Early in the development of the IBM ACS system, T.J. Watson visited the Sandhill road lab to hear a presentation of the plan. At one point he exclaimed ‘but where is the unit record equipment?’. Such equipment read and punched cards and also produced ‘print outs’ on paper. All previous IBM machines could be seen as centered around these data portals.
Later John Cocke observed that 20 trains, each traveling 60 mph, full of punched cards, would provide a card data rate commensurate with the machine’s memory bus. The state of the art for printing then was the 600 lines per minute. To scale up printing capacity to match the CPU performance would require about 400 line printers occupying a very large room. Conventional buffering plans to run such a pool of printers would require main memory much beyond the cost of the whole machine. Memory was still expensive.
Subsequently I spent a day or two imagining a system to spool 300 or 400 chain printers from the machine. This would provide a scaled capacity in line with conventional large computer installations. Because of our small fast main memory was insufficient for simple buffering, we conceived a scheme to produce a multiplexed stream for many printers, perhaps all of them. The multiplexed stream would be produced by a multi merge pass which required some sort of prediction of how fast a chain printer could plow thru a particular print stream. The nature of chain printers makes this very variable. Otherwise the sort requires very little memory and time. That increased latency but not by much.
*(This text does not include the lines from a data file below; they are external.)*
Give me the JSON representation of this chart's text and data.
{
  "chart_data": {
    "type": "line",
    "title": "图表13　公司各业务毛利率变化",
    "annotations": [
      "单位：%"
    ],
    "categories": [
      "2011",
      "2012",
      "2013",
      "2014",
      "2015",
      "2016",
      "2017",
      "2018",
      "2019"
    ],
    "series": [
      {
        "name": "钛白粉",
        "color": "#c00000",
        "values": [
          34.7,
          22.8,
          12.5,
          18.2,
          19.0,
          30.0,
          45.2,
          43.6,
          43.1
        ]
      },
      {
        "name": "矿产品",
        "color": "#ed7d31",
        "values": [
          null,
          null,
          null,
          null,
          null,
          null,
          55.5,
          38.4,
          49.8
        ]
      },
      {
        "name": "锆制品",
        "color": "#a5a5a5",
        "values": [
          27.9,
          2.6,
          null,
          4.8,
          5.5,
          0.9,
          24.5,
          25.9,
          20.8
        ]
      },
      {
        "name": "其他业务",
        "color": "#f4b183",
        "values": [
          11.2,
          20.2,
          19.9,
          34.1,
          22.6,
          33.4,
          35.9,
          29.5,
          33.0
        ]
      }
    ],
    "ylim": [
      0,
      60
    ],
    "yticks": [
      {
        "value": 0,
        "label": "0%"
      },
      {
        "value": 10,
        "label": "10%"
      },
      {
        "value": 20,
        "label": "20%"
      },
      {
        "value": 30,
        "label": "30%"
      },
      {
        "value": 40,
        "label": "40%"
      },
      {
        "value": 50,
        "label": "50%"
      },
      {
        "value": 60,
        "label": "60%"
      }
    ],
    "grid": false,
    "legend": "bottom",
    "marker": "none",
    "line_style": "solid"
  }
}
Chain printers make headway at a variable but predictable rate. It was probably not cost effective for even the ACS to do such a prediction however. Some print streams would slow down the rest. This was a problem.
An amusing and frightening prospect was the paper jam. One could not afford to stop the multiplexed stream for that would idle all the print capacity. The scheduled work of a particular printer would be lost if the stream were not stopped. The solution seemed to redirect the stricken printer’s output to a file to be fed thru the multi-merge again. There were other complex solutions as well.
This exercise was all a mock effort just to see how hard it would be to fit the ACS with the then dominant URE paradigm. Timesharing and interactive access to data stored online was already seen as the answer to these problems. These solutions also seemed to require more storage than had been planned. Fixed head drums could provide an attractive solution in theory for their queued access could provide thousands of independent accesses per second which could serve to provide short simple bursts of compute to people who were seeking and modifying data stored on DASD. This pattern was already panning out to some degree at Livermore.
The lack of memory larger than the planned “main storage” and faster than DASD (moving head disk) was beginning to be worrisome. Access time for available core technology was too slow but core could provide good bandwidth. Transistor memory was too far off.
The hardware people did propose some sort of multi megabyte memory with access time of micro-seconds and very high bandwidth.